In the realm of post-internet art, there seems to be an underlying desire to somehow actualise the internet in the form of concrete art-objects. From the digital collages of artist’s like Harm van den Dorpel to the Kenneth Goldsmith-initiated project attempting to print-out the internet such artworks suggest a desire to physically manifest the intangible world online. In his recent work, ‘All you need is data’, inspired by the 2012 Digital-Life-Design (DLD) conference in Munich, Simon Denny goes a step further. The work looks at the tech companies who dominate online media and draws upon both a generic “internet aesthetic” and the visual structure of the DLD conference to represent them. In Denny’s work, the physical world behind-the-scenes appears as flat and unreal as the web itself.

Simon Denny 2
Currently displayed at the prestigious Preis der Nationalgalerie für Junge Kunst exhibition at Hamburger Bahnhof, Berlin, ‘All you need is data’ takes the form of 90 printed canvases that together create a rough timeline of the DLD conference.
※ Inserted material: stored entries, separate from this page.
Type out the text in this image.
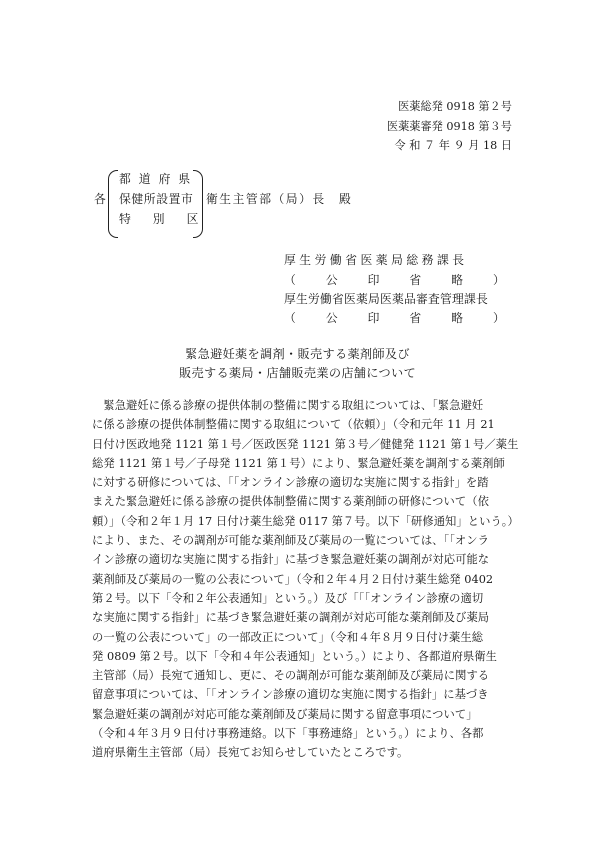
医薬総発 0918 第２号
医薬薬審発 0918 第３号
令 和 ７ 年 ９ 月 18 日
各
都道府県
保健所設置市
特別区
衛生主管部（局）長　殿
厚生労働省医薬局総務課長
（公印省略）
厚生労働省医薬局医薬品審査管理課長
（公印省略）
緊急避妊薬を調剤・販売する薬剤師及び
販売する薬局・店舗販売業の店舗について
　緊急避妊に係る診療の提供体制の整備に関する取組については、「緊急避妊
に係る診療の提供体制整備に関する取組について（依頼）」（令和元年 11 月 21
日付け医政地発 1121 第１号／医政医発 1121 第３号／健健発 1121 第１号／薬生
総発 1121 第１号／子母発 1121 第１号）により、緊急避妊薬を調剤する薬剤師
に対する研修については、「「オンライン診療の適切な実施に関する指針」を踏
まえた緊急避妊に係る診療の提供体制整備に関する薬剤師の研修について（依
頼）」（令和２年１月 17 日付け薬生総発 0117 第７号。以下「研修通知」という。）
により、また、その調剤が可能な薬剤師及び薬局の一覧については、「「オンラ
イン診療の適切な実施に関する指針」に基づき緊急避妊薬の調剤が対応可能な
薬剤師及び薬局の一覧の公表について」（令和２年４月２日付け薬生総発 0402
第２号。以下「令和２年公表通知」という。）及び「「「オンライン診療の適切
な実施に関する指針」に基づき緊急避妊薬の調剤が対応可能な薬剤師及び薬局
の一覧の公表について」の一部改正について」（令和４年８月９日付け薬生総
発 0809 第２号。以下「令和４年公表通知」という。）により、各都道府県衛生
主管部（局）長宛て通知し、更に、その調剤が可能な薬剤師及び薬局に関する
留意事項については、「「オンライン診療の適切な実施に関する指針」に基づき
緊急避妊薬の調剤が対応可能な薬剤師及び薬局に関する留意事項について」
（令和４年３月９日付け事務連絡。以下「事務連絡」という。）により、各都
道府県衛生主管部（局）長宛てお知らせしていたところです。
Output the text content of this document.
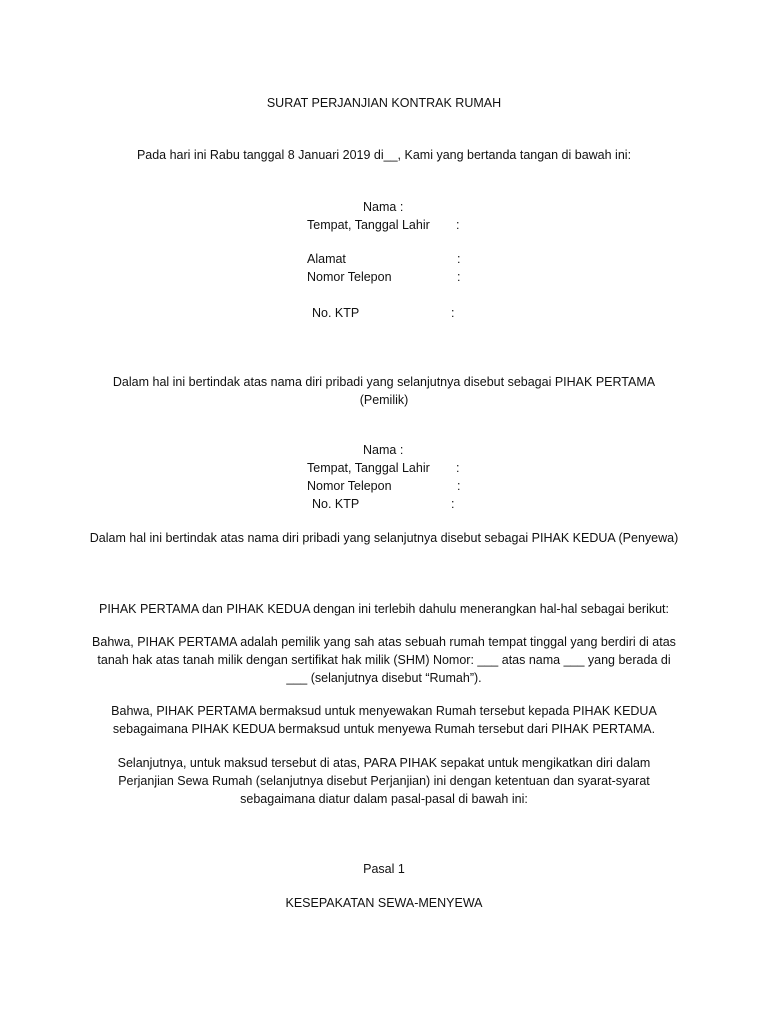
SURAT PERJANJIAN KONTRAK RUMAH
Pada hari ini Rabu tanggal 8 Januari 2019 di__, Kami yang bertanda tangan di bawah ini:
Nama :
Tempat, Tanggal Lahir :
Alamat	:
Nomor Telepon	:
No. KTP	:
Dalam hal ini bertindak atas nama diri pribadi yang selanjutnya disebut sebagai PIHAK PERTAMA
(Pemilik)
Nama :
Tempat, Tanggal Lahir :
Nomor Telepon	:
No. KTP	:
Dalam hal ini bertindak atas nama diri pribadi yang selanjutnya disebut sebagai PIHAK KEDUA (Penyewa)
PIHAK PERTAMA dan PIHAK KEDUA dengan ini terlebih dahulu menerangkan hal-hal sebagai berikut:
Bahwa, PIHAK PERTAMA adalah pemilik yang sah atas sebuah rumah tempat tinggal yang berdiri di atas
tanah hak atas tanah milik dengan sertifikat hak milik (SHM) Nomor: ___ atas nama ___ yang berada di
___ (selanjutnya disebut “Rumah”).
Bahwa, PIHAK PERTAMA bermaksud untuk menyewakan Rumah tersebut kepada PIHAK KEDUA
sebagaimana PIHAK KEDUA bermaksud untuk menyewa Rumah tersebut dari PIHAK PERTAMA.
Selanjutnya, untuk maksud tersebut di atas, PARA PIHAK sepakat untuk mengikatkan diri dalam
Perjanjian Sewa Rumah (selanjutnya disebut Perjanjian) ini dengan ketentuan dan syarat-syarat
sebagaimana diatur dalam pasal-pasal di bawah ini:
Pasal 1
KESEPAKATAN SEWA-MENYEWA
Images include Sheryl Sandberg bearing a heartfelt smile with her hand to her chest, a cheesy airbnb powerpoint slide with the words “access is more powerful than ownership” and a well-lit stage where a privacy panel is being conducted. These images are collaged together into didactic boards that wouldn’t look out of place at an advertising pitch. While the boards are informative, they are still only snapshots, a poor substitute for experiencing the actual conference or even hearing a recording of it. In the same way that we consume material online, the installation invites us to swiftly process small chunks of information. It’s just one of the ways the work tries to approximate technology in its form and structure.

During an artist talk at the exhibition, Denny suggested myriad ways in which the work discursively addresses computer and internet-based technology. He explained how each panel was based on the user-friendly icons of iOS, and how the layout of the installation, with many of the canvases mounted perpendicular to the wall in rows, was based on the Cover Flow interface used by programmes like iTunes. Such parallels risk making the work overly literal, and left me questioning what there is to gain by simply allegorising digital technology in an analogue medium. Denny’s explanation was that the shift from one medium to another provides clarity. Describing a canvas in an art gallery as “user-friendly”, he clearly wishes to transfer his information to the art viewer in a simple and direct manner. While some parallels drawn seemed a little clumsy, overall the work is effective – giving a spatial and object-based dimension to the familiar and superficial experience of scanning screens for information.

Simon Denny is one of four artists nominated for the Preis für Junge Kunst, which will be awarded on September 19. The other artists are Kerstin Brätsch, Mariana Castillo Deball and Haris Epaminonda. The exhibition will run until January 12, 2014.